SPL (杀破狼) 2005


Aaaah, le polar HK… La noirceur en conserve.
3-00
C’est tellement maison. Szeto Kam Yuen, auteur de quelques grosses références de la Milkyway est au scénario et ça se sent à des kilomètres. Toujours prêt à conter un face à face tourmenté entre une équipe de flics pas vraiment intègres et un bad guy pas vraiment bad, toujours prompt à de la bonne grosse scène langoureuse ou nos anti héros poussent fort la mélancolie, remontent leur passé sans croiser le regard, assis en haut d’un immeuble avec vue nocturne sur HK, affrontent leur destin et une fatalité enrubannée (comme un faux air de Loving You), le tout sur une musique cheapos au violoncelle synthétique. Et surtout, Szeto toujours campé sur un face à face tiraillé qui s’étire tant qu’il peut sans pousser très loin un vrai relief, une vraie intensité et de vraies surprises, les éléments d’un Michael Mann par exemple, pour taper haut et être plus précis. Le cast a beau être aux petits oignons avec en particulier, un Sammo Hung impérial, un Simon Yam au regard imprégné, une gueule de Donnie fringante et un Wu Jing avec une bonne présence physique en assassin létal et virevoltant, la mise en scène a beau être précise, elle reste d’une pauvreté remarquable, la photo a beau être propre, elle reste plus proche d’un téléfilm du dimanche que d’une vrai edémarche esthétique, le scénario a beau être précis comme une horloge, la sauce reste convenue et connue, sans surprise ni retournements qui marquent si bien le polar US, et sans l’audace, la rage et le vrai désespoir qui transperçaient merveilleusement Man on the brink et The Club de part en part (garder bien vos costumes nickels les gars, s’agirait pas d’avoir l’air d’un clochard), bien plus vieux et fauchés mais largement plus en vie.

SPL est un retour aux sources qui réussit à faire revivre l’essence des meilleurs polars Milkyway. On y retrouve tous les ingrédients qui ont fait leur succès. Malheureusement (pour moi), ce style de polar n’est décidément pas ma tasse de thé. Simplement parce que les enjeux y sont tellement basiques et le manque d’audace si évident qu’ils ont bien du mal à m’accrocher pendant 1h30. Wilson Yip est un gars honnête qui ne triche pas, SPL en est une belle démonstration. Qualités d’une mise en scène épurée, cast convaincu et convaincant, mais ça ne change pas grand chose à la linéarité déprimante de l’ensemble, encore affaiblie par des répliques passe partout par camions. Le téléphone aussi, élément et ficelle capitale du polar HK, permet comme d’habitude d’opposer une situation noirissime à un contact chaleureux avec la famille, un média utilisé à répétition pour humaniser et catalyser la dose nécessaire de bons sentiments qui contrebalancent avec la gravité de nos gros durs et leurs agissements peu glorieux. Bref, les surprises se font rares.
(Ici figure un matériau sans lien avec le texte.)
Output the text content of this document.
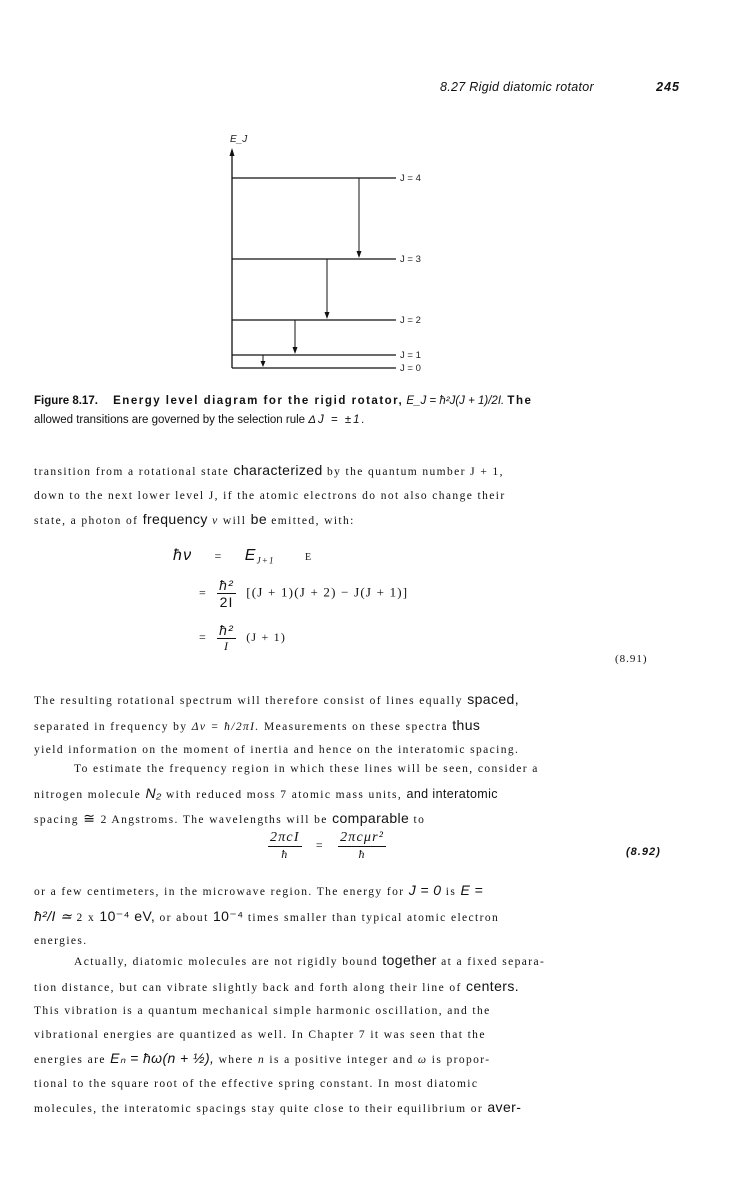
8.27 Rigid diatomic rotator	245
E_J
J = 4
J = 3
J = 2
J = 1
J = 0
Figure 8.17. Energy level diagram for the rigid rotator, E_J = ħ²J(J + 1)/2I. The
allowed transitions are governed by the selection rule ΔJ = ±1.

transition from a rotational state characterized by the quantum number J + 1,

down to the next lower level J, if the atomic electrons do not also change their

state, a photon of frequency ν will be emitted, with:

ħν = $E_{J+1}$	E
= $\frac{\text{ħ²}}{2I} [(J + 1)(J + 2) - J(J + 1)]$
= $\frac{\text{ħ²}}{I} (J + 1)$
(8.91)

The resulting rotational spectrum will therefore consist of lines equally spaced,

separated in frequency by Δν = ħ/2πI. Measurements on these spectra thus

yield information on the moment of inertia and hence on the interatomic spacing.

To estimate the frequency region in which these lines will be seen, consider a

nitrogen molecule N₂ with reduced moss 7 atomic mass units, and interatomic

spacing ≅ 2 Angstroms. The wavelengths will be comparable to

$\frac{\text{2πcI}}{ħ} = \frac{\text{2πcμr²}}{ħ}$	(8.92)

or a few centimeters, in the microwave region. The energy for J = 0 is E =

ħ²/I ≃ 2 x 10⁻⁴ eV, or about 10⁻⁴ times smaller than typical atomic electron

energies.

Actually, diatomic molecules are not rigidly bound together at a fixed separa-

tion distance, but can vibrate slightly back and forth along their line of centers.

This vibration is a quantum mechanical simple harmonic oscillation, and the

vibrational energies are quantized as well. In Chapter 7 it was seen that the

energies are Eₙ = ħω(n + ½), where n is a positive integer and ω is propor-

tional to the square root of the effective spring constant. In most diatomic

molecules, the interatomic spacings stay quite close to their equilibrium or aver-
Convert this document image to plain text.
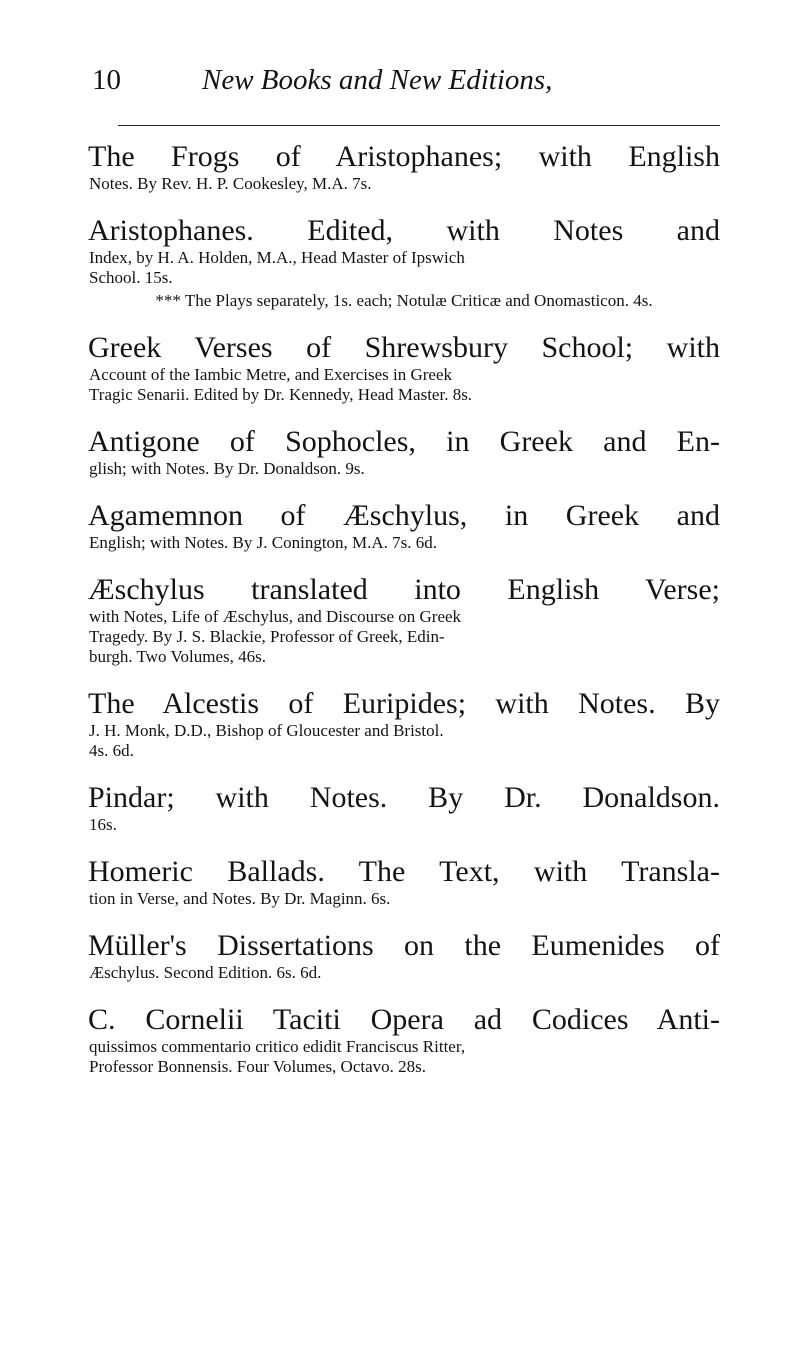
10	New Books and New Editions,
The Frogs of Aristophanes; with English
Notes. By Rev. H. P. Cookesley, M.A. 7s.
Aristophanes. Edited, with Notes and
Index, by H. A. Holden, M.A., Head Master of Ipswich
School. 15s.
*** The Plays separately, 1s. each; Notulæ Criticæ and Onomasticon. 4s.
Greek Verses of Shrewsbury School; with
Account of the Iambic Metre, and Exercises in Greek
Tragic Senarii. Edited by Dr. Kennedy, Head Master. 8s.
Antigone of Sophocles, in Greek and En-
glish; with Notes. By Dr. Donaldson. 9s.
Agamemnon of Æschylus, in Greek and
English; with Notes. By J. Conington, M.A. 7s. 6d.
Æschylus translated into English Verse;
with Notes, Life of Æschylus, and Discourse on Greek
Tragedy. By J. S. Blackie, Professor of Greek, Edin-
burgh. Two Volumes, 46s.
The Alcestis of Euripides; with Notes. By
J. H. Monk, D.D., Bishop of Gloucester and Bristol.
4s. 6d.
Pindar; with Notes. By Dr. Donaldson.
16s.
Homeric Ballads. The Text, with Transla-
tion in Verse, and Notes. By Dr. Maginn. 6s.
Müller's Dissertations on the Eumenides of
Æschylus. Second Edition. 6s. 6d.
C. Cornelii Taciti Opera ad Codices Anti-
quissimos commentario critico edidit Franciscus Ritter,
Professor Bonnensis. Four Volumes, Octavo. 28s.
Heureusement, cette fois-ci, ce n’est pas seulement le polar HK qui revient aux sources mais aussi, à moindre mesure malheureusement, l’action et la baston HK. Et là, c’est nettement plus ma tasse de thé. Donnie Yen est dans la place aux chorés et à l’affiche, Sammo aussi, et ces deux là apportent une touche qui n’est vraiment pas de refus. Donnie a maintenant de la bouteille et a de plus retenu son expérience sur Blade 2 tout en regardant attentivement Ong Bak et nous offre un magnifique spectacle très réaliste et furieux qui renoue avec la violence des belles années en y ajoutant une bonne dose de clefs de bras, de lancers à la volée et de lacèrages au couteau apétissants. La dose est certe petite mais de grande qualité, en particulier le superbe double final. Donnie / Wu Jing dans une ruelle, à l’arme blanche et Donnie / Sammo en big final, deux duels sans surdécoupage intempestif, bien au contraire, qui décuplent l’intensité et la lisibilité d’une violence qu’on avait plus vu depuis longtemps. Quel bonheur de retrouver ces fameuses chutes de Sammo sur des angles de mobiliers peu accueillants. Un face à face chargé en intensité où le téléphone gagne bien sa place cette fois-ci. Qu’on m’en donne plus ou alors, qu’on m’offre un scénario plus original et une vraie mise en scène créative et recherchée et le pari sera enfin réussi. En attendat et personnellement, SPL sent davantage la mort du cinéma HK plutôt que sa renaissance.

Les 8 minutes manquantes au cut mainland créeront peut-être la surprise, mais j’en doute fort.